Analysis

Software analyses embryonic development

26th April 2016
Enaie Azambuja
0

Sixty years ago, Alan Turing proposed that body patterning is achieved by two types of signaling molecules that spread in the developing tissues to create a spatial pattern. Scientists from the Friedrich Miescher Laboratory of the Max Planck Society in Tübingen have now developed new mathematical approaches and software to systematically analyse realistic pattern forming networks that involve more than two molecules.

The software can be used to analyse how patterns form during development and to create novel patterns for bioengineering approaches.

More than six decades ago, Alan Turing - the father of modern computer science, famous for decrypting messages from the Enigma machine during World War II - postulated a model explaining how the body is patterned during embryonic development. In the reaction-diffusion model that he proposed, two signaling molecules react with each other and spread through the embryo by diffusion.

Turing showed mathematically that the two molecules can form spatial patterns in the embryo if one molecule moves faster than the other. The resulting high and low molecule concentrations could then provide the cells with information on how to differentiate and where to form different body parts.

Although Turing's patterns remarkably resemble the patterns observed during normal development, Turing models have been limited to two mobile signaling molecules and could not take into account our current knowledge about the complex underlying gene regulatory networks, which have only been identified over the last few decades after Turing's death.

Now, a paper extends Turing's original approach to the post-genomic era. To include the effect that gene regulatory networks have on pattern formation, a team led by Patrick Müller with scientists from the Friedrich Miescher Laboratory in Tübingen and the Centre for Genomic Regulation in Barcelona developed a new computational method to analyse and simulate the formation of patterns in reaction-diffusion networks with both mobile and immobile molecules.

"Real-life patterning systems don´t consist of the simplified two-component networks used in classical Turing models. We wanted to analyse more complex systems and to create a user-friendly software that allows us to uncover new biologically relevant network designs", explains Luciano Marcon, first author of the study.

The analysis of Turing models involves tedious mathematics, and it takes approximately two pages to analyse a given network by hand. Extending this approach to a systematic analysis with millions of possible networks would seem impossible. The scientists therefore used a modern computer algebra system and developed the software RDNets, which can perform the tedious mathematics automatically within a few minutes.

Screening millions of possible reaction-diffusion networks with their software, the scientists discovered that most of the newly identified patterning networks do not need to fulfill the condition of differential signal mobility that Turing postulated and that has been thought to be indispensable.

Instead, patterns can also form when the signaling molecules are equally mobile or even with any combination of signal mobilities. "We have found that realistic reaction-diffusion systems follow mechanisms that are fundamentally different from the previous concepts", says Patrick Müller.

The scientists used their software to analyse several developmental systems, from the generation of progenitor tissues to the formation of fingers. In addition to its relevance for developmental biology, RDNets may also be useful for bioengineers.

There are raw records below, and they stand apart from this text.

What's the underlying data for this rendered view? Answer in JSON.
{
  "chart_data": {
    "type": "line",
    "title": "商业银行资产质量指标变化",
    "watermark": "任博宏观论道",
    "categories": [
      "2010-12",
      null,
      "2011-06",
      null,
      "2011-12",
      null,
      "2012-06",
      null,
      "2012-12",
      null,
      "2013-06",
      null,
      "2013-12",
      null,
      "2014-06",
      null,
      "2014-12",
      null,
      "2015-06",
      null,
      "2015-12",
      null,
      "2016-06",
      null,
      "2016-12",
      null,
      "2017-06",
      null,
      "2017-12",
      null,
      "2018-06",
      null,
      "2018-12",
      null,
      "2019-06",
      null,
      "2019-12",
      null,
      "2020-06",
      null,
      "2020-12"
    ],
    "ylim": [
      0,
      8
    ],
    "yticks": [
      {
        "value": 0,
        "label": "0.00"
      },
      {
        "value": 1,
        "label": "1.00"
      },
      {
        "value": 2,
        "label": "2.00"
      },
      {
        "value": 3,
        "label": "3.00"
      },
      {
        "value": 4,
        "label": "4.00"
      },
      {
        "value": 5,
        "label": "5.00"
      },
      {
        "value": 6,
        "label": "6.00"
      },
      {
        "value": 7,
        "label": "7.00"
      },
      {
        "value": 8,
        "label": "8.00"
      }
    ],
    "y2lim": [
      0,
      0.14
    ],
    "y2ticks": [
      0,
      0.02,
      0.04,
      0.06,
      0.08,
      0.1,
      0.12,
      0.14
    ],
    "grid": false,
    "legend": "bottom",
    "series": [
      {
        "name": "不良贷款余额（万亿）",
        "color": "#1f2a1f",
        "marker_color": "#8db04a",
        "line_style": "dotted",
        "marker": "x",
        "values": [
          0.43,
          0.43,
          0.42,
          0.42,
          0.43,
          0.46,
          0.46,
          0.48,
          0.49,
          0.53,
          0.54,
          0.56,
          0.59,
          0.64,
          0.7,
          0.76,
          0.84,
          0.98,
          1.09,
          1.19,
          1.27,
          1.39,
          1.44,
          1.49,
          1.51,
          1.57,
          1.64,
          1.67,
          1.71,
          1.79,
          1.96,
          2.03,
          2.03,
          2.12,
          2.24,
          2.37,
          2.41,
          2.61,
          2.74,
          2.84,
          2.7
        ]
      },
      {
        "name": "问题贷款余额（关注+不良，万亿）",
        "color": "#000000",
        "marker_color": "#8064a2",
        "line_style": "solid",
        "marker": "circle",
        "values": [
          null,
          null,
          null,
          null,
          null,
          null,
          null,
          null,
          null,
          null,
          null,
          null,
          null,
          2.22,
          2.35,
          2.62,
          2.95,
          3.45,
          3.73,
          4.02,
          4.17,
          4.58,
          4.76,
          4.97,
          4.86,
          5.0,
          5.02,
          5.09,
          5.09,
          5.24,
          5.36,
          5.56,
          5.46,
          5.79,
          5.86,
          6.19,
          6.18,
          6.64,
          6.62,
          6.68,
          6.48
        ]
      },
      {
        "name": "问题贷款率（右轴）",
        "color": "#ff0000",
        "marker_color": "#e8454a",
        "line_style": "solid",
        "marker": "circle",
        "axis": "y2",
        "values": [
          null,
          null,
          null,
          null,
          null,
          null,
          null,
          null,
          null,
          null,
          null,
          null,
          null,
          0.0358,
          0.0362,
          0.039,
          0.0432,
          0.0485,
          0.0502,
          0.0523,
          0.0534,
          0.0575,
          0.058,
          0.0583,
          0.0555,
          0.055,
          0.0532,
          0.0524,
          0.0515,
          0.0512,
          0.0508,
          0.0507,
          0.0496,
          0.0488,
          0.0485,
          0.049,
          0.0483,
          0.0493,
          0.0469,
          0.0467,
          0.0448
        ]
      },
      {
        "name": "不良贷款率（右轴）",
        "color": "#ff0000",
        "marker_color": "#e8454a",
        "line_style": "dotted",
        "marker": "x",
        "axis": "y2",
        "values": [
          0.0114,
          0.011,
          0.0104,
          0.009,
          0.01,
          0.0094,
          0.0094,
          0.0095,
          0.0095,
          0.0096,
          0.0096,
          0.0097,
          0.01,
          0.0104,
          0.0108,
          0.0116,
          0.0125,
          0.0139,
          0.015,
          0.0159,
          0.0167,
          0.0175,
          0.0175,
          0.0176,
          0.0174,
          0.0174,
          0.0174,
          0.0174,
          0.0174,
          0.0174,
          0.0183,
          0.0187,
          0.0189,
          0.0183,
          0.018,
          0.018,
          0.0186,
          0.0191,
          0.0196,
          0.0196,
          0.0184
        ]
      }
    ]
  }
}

The software enables users to model many patterning processes and to design underlying gene regulatory circuits that can then be built synthetically. This should be of great use for tissue engineering approaches, where the software user can design regions of interest for the expression of differentiating factors to induce specific tissues in defined domains.

Systems biology focuses on the study of biochemical networks, where molecules are the nodes and the molecular interactions are the edges. The dynamics of these networks can be described by differential equations that represent the behavior of the molecules in space and time.

There are two ways to study differential equations: either by finding an analytical solution to the equations, or by performing numerical simulations. Traditionally, the first approach is performed manually by mathematicians who use algebra to write down a closed-form solution.

This solution describes the behavior of the system for all possible parameter values. The second approach is instead performed by computers and involves the execution of thousands of repetitive calculations with the aim to obtain a list of numerical values that describe the behavior of the system under specific conditions, i.e. for a set of representative parameter values.

Therefore, analytical approaches are preferable because they provide an exhaustive description of the system, in contrast to numerical simulations which can only sample a subset of the parameter space. In practice, however, analytical approaches are limited to simple networks because the mathematics becomes too complicated as the size of the problem grows, and the manual solution of the equations becomes unfeasible.

The software RDNets was able to overcome this limitation by automating a linear stability analysis of partial differential equations with the aid of a computer algebra system. This novel approach of an automated high-throughput mathematical analysis can be used to screen for new biochemical Turing networks that can form self-organising periodic patterns.

The analysis can be constrained with qualitative and quantitative experimental data, which makes RDNets an unprecedented tool for users that aim to study developmental patterning networks or to design reaction-diffusion synthetic circuits. The software is available online and runs on most web browsers.